Schon zu DDR-Zeiten vergessen und verfallen, verliert Görlitz trotz intensiver Sanierungsanstrengungen immer mehr Einwohner. Das polnische Zgorzelec am anderen Neißeufer dagegen boomt. Beide Städte nennen sich seit zwei Jahren „Europastadt“ und planen zusammen ihre Zukunft: Die heißt Polen

von UWE RADA

Auf den Untermarkt ist Görlitz zu Recht stolz. Spätgotische und Renaissancebauten reihen sich hier nebeneinander wie sonst nur in Krakau oder Italien, und in den Bögen der Tuchhallen sowie an den prunkvollen Fassaden der Patrizierhäuser lässt sich erahnen, welche Bedeutung Görlitz einmal hatte. Einst war die Stadt an der Neiße reich geworden durch den Handel mit Waid, dem mittelalterlichen Färbestoff, der hier, auf der „Via Regia“, seinen Weg nach Osten nahm. Damals war Görlitz noch in der Mitte, heute liegt es am Rand.

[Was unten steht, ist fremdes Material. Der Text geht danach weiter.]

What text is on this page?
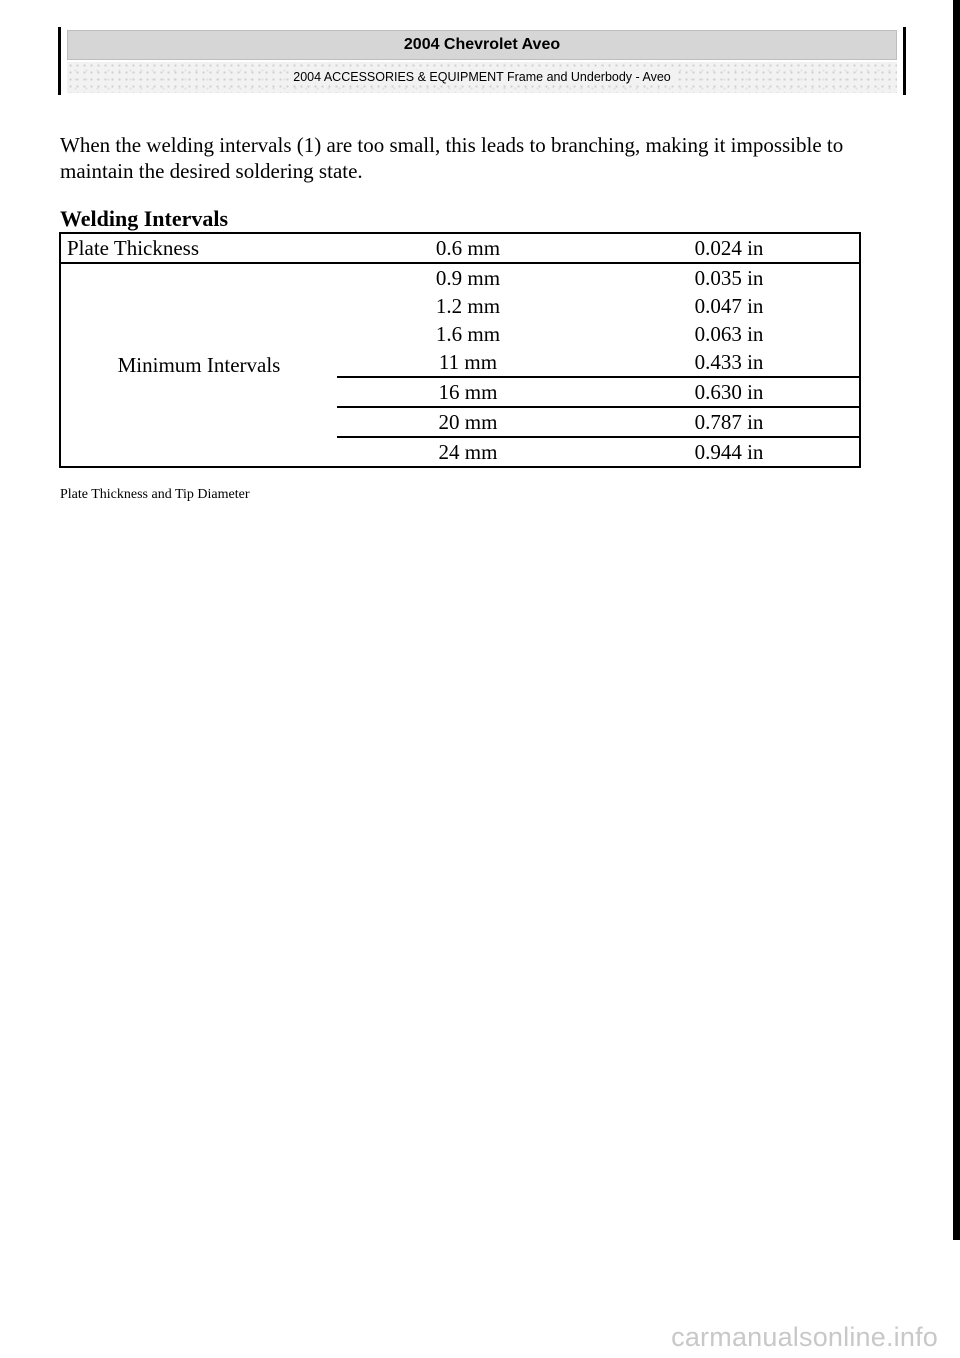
2004 Chevrolet Aveo
2004 ACCESSORIES & EQUIPMENT Frame and Underbody - Aveo

When the welding intervals (1) are too small, this leads to branching, making it impossible to maintain the desired soldering state.

Welding Intervals
Plate Thickness	0.6 mm	0.024 in
Minimum Intervals	0.9 mm	0.035 in
	1.2 mm	0.047 in
	1.6 mm	0.063 in
	11 mm	0.433 in
	16 mm	0.630 in
	20 mm	0.787 in
	24 mm	0.944 in

Plate Thickness and Tip Diameter

carmanualsonline.info
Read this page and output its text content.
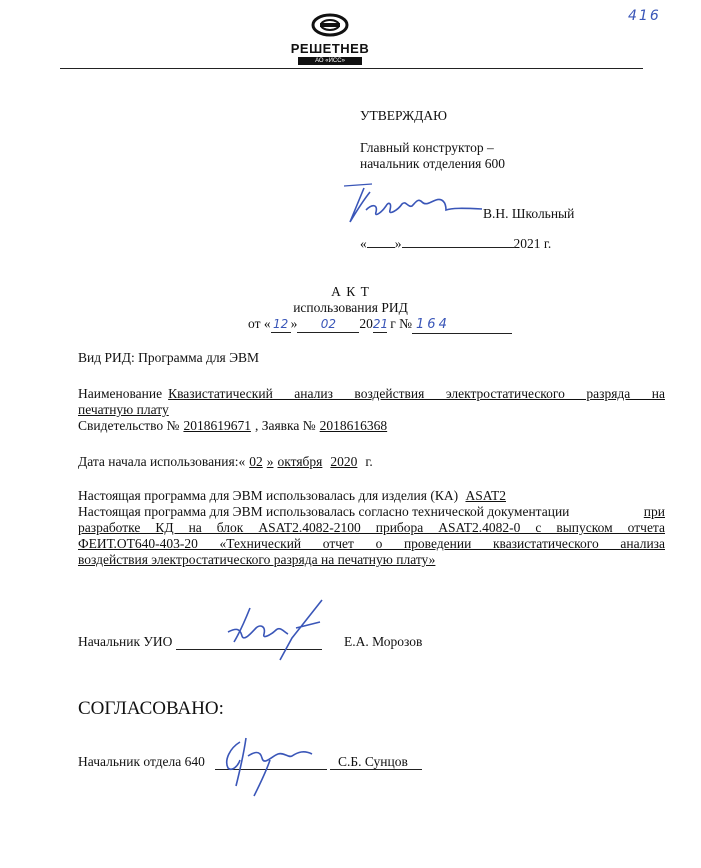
416
РЕШЕТНЕВ
АО «ИСС»
УТВЕРЖДАЮ
Главный конструктор –
начальник отделения 600
В.Н. Школьный
« »	2021 г.
А К Т
использования РИД
от « 12 » 02 2021 г № 164
Вид РИД: Программа для ЭВМ
Наименование Квазистатический анализ воздействия электростатического разряда на
печатную плату
Свидетельство № 2018619671 , Заявка № 2018616368
Дата начала использования:« 02 » октября 2020 г.
Настоящая программа для ЭВМ использовалась для изделия (КА) ASAT2
Настоящая программа для ЭВМ использовалась согласно технической документации	при
разработке КД на блок ASAT2.4082-2100 прибора ASAT2.4082-0 с выпуском отчета
ФЕИТ.ОТ640-403-20 «Технический отчет о проведении квазистатического анализа
воздействия электростатического разряда на печатную плату»
Начальник УИО	Е.А. Морозов
СОГЛАСОВАНО:
Начальник отдела 640	С.Б. Сунцов
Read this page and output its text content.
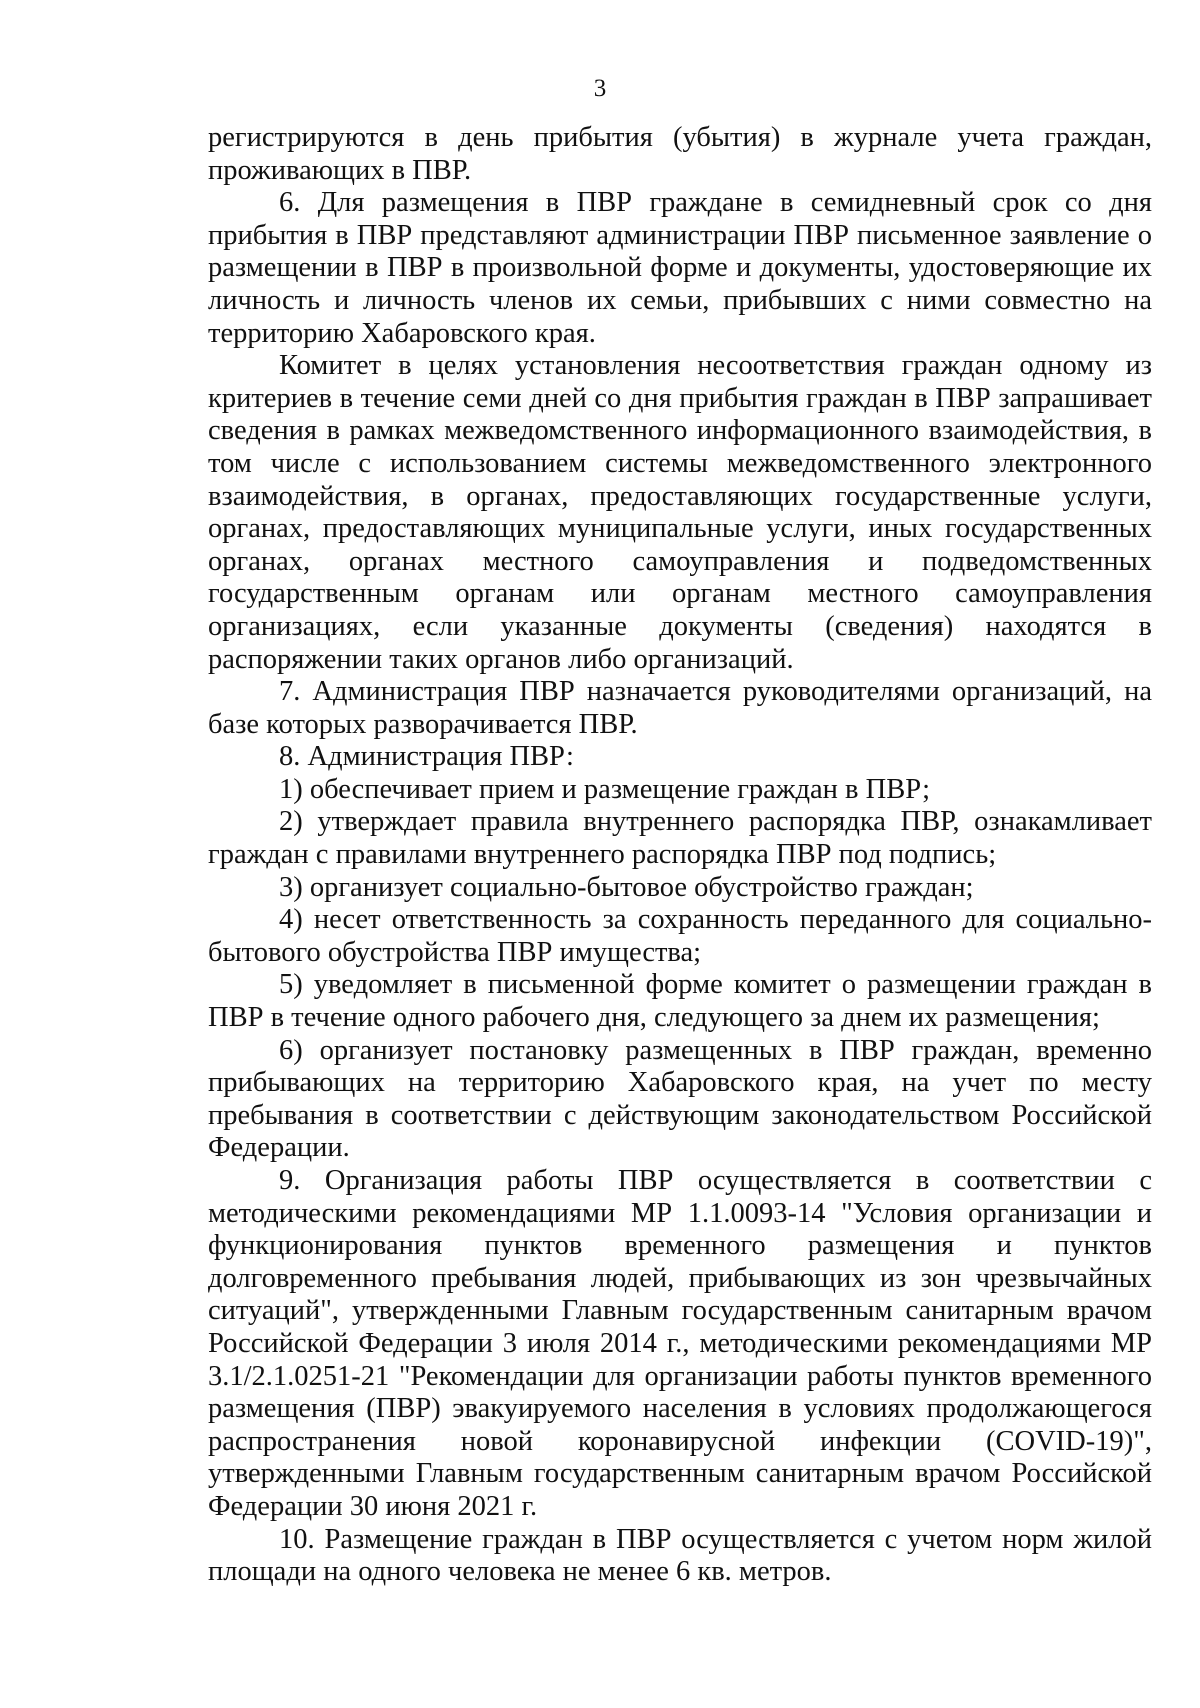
3

регистрируются в день прибытия (убытия) в журнале учета граждан, проживающих в ПВР.

6. Для размещения в ПВР граждане в семидневный срок со дня прибытия в ПВР представляют администрации ПВР письменное заявление о размещении в ПВР в произвольной форме и документы, удостоверяющие их личность и личность членов их семьи, прибывших с ними совместно на территорию Хабаровского края.

Комитет в целях установления несоответствия граждан одному из критериев в течение семи дней со дня прибытия граждан в ПВР запрашивает сведения в рамках межведомственного информационного взаимодействия, в том числе с использованием системы межведомственного электронного взаимодействия, в органах, предоставляющих государственные услуги, органах, предоставляющих муниципальные услуги, иных государственных органах, органах местного самоуправления и подведомственных государственным органам или органам местного самоуправления организациях, если указанные документы (сведения) находятся в распоряжении таких органов либо организаций.

7. Администрация ПВР назначается руководителями организаций, на базе которых разворачивается ПВР.

8. Администрация ПВР:

1) обеспечивает прием и размещение граждан в ПВР;

2) утверждает правила внутреннего распорядка ПВР, ознакамливает граждан с правилами внутреннего распорядка ПВР под подпись;

3) организует социально-бытовое обустройство граждан;

4) несет ответственность за сохранность переданного для социально-бытового обустройства ПВР имущества;

5) уведомляет в письменной форме комитет о размещении граждан в ПВР в течение одного рабочего дня, следующего за днем их размещения;

6) организует постановку размещенных в ПВР граждан, временно прибывающих на территорию Хабаровского края, на учет по месту пребывания в соответствии с действующим законодательством Российской Федерации.

9. Организация работы ПВР осуществляется в соответствии с методическими рекомендациями МР 1.1.0093-14 "Условия организации и функционирования пунктов временного размещения и пунктов долговременного пребывания людей, прибывающих из зон чрезвычайных ситуаций", утвержденными Главным государственным санитарным врачом Российской Федерации 3 июля 2014 г., методическими рекомендациями МР 3.1/2.1.0251-21 "Рекомендации для организации работы пунктов временного размещения (ПВР) эвакуируемого населения в условиях продолжающегося распространения новой коронавирусной инфекции (COVID-19)", утвержденными Главным государственным санитарным врачом Российской Федерации 30 июня 2021 г.

10. Размещение граждан в ПВР осуществляется с учетом норм жилой площади на одного человека не менее 6 кв. метров.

Wenn am 25. August der Bundeskanzler persönlich die östlichste Stadt Deutschlands besucht, wird er sich von Oberbürgermeister Rolf Karbaum sicher nicht nur die Baudenkmäler einer einst bedeutenden Handelsstadt zeigen lassen. Gerhard Schröder wird auch erfahren, dass es in Görlitz wieder einmal höchste Zeit ist. Wie schon in den Tagen der Wende von 1989, als bereits die Sprenglöcher gebohrt waren und der Stadt ein ähnliches Schicksal drohte wie manch anderen mittelalterlichen Stadtanlagen der DDR, steht Ostdeutschlands wohl schönste Stadt auch heute vor dem Ende.

Billigdiscounter galore

Nun allerdings droht Görlitz nicht der Flächenabriss, sondern flächendeckende Missachtung. Blinde Fenster hinter frisch renovierten Stuckfassaden oder leer stehende Geschäfte hinter modernen Schaufenstern verleihen der „Perle der Oberlausitz“ die Atmosphäre einer Geisterstadt. 17.000 Einwohner hat Görlitz seit der Wende verloren, die Einwohnerzahl ist von 100.000 in der Vorkriegszeit auf nunmehr 61.000 gesunken. In der Altstadt, rund um den Untermarkt, wohnen sogar nur noch 1.800 Menschen. 5.000 Wohnungen dagegen stehen hier leer, trotz der immensen Sanierungsanstrengungen, die die Stadt seit 1989 unternommen hat.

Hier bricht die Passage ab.